Afin d'assurer les meilleures conditions de conservation et le droit de consultation de ses propres archives et des documents qui pourraient lui être confiés, l'AMAPOF a signé le 22 janvier dernier, avec le Muséum national d'histoire naturelle, un contrat de don préparé par Jean-Claude Hureau et Gracie Delépine aux termes duquel ces documents seront versés au Fonds polaire de la bibliothèque centrale du Muséum. Ce Fonds polaire pourra être consulté par les chercheurs et les familles donatrices après que ces objets auront été inventoriés et traités pour assurer leur conservation. Les documents, archives et objets personnels ainsi recueillis par l'AMAPOF pour le compte du Fonds polaire de la bibliothèque du Muséum, feront l'objet d'un contrat entre les donateurs et notre association pour garantir leurs droits. Vous trouverez, dans ce numéro une copie de ce document préparé par Jean-Claude Hureau.

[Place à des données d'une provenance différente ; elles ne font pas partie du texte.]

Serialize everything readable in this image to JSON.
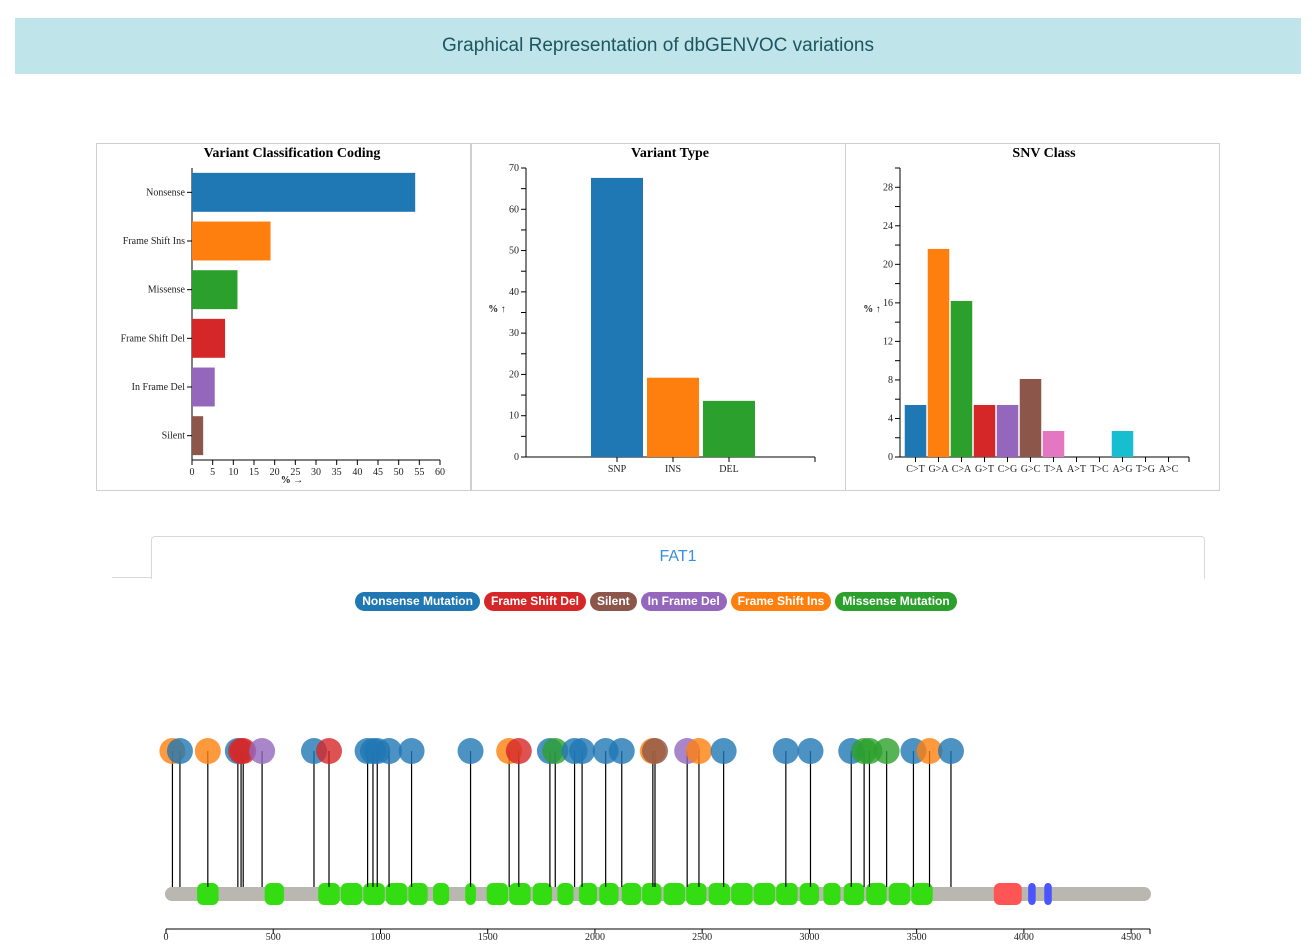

À ce propos, certains d'entre-vous nous ont informé avoir reçu, depuis la fin mars 2004, une circulaire datée du 15 septembre 2003 adressée par la mission du patrimoine des TAAF sous l'en-tête des archives de France et du Territoire. Cette circulaire a pour but de rappeler que les personnes qui détiendraient des documents administratifs originaux doivent les remettre directement à la mission du patrimoine qui les transmettra, sous sa responsabilité, aux Archives de France seules habilitées à les conserver. Elle offre également à nos membres la possibilité de confier leurs documents et archives privés à la mission du patrimoine qui les acheminera également vers cette institution, dans des conditions qui ne nous ont pas encore été précisées. Cependant, en raison de ce manque d'informations sur les garanties de traitement et de modes d'accès des donateurs, l'AMAPOF recommande que les documents scientifiques et historiques personnels soient déposés au Fonds polaire du Muséum, par son intermédiaire. De plus le regroupement des documents non administratifs relatifs à une région géographique (les pôles) et à une discipline (la science) est de nature à en faciliter la consultation et l'étude.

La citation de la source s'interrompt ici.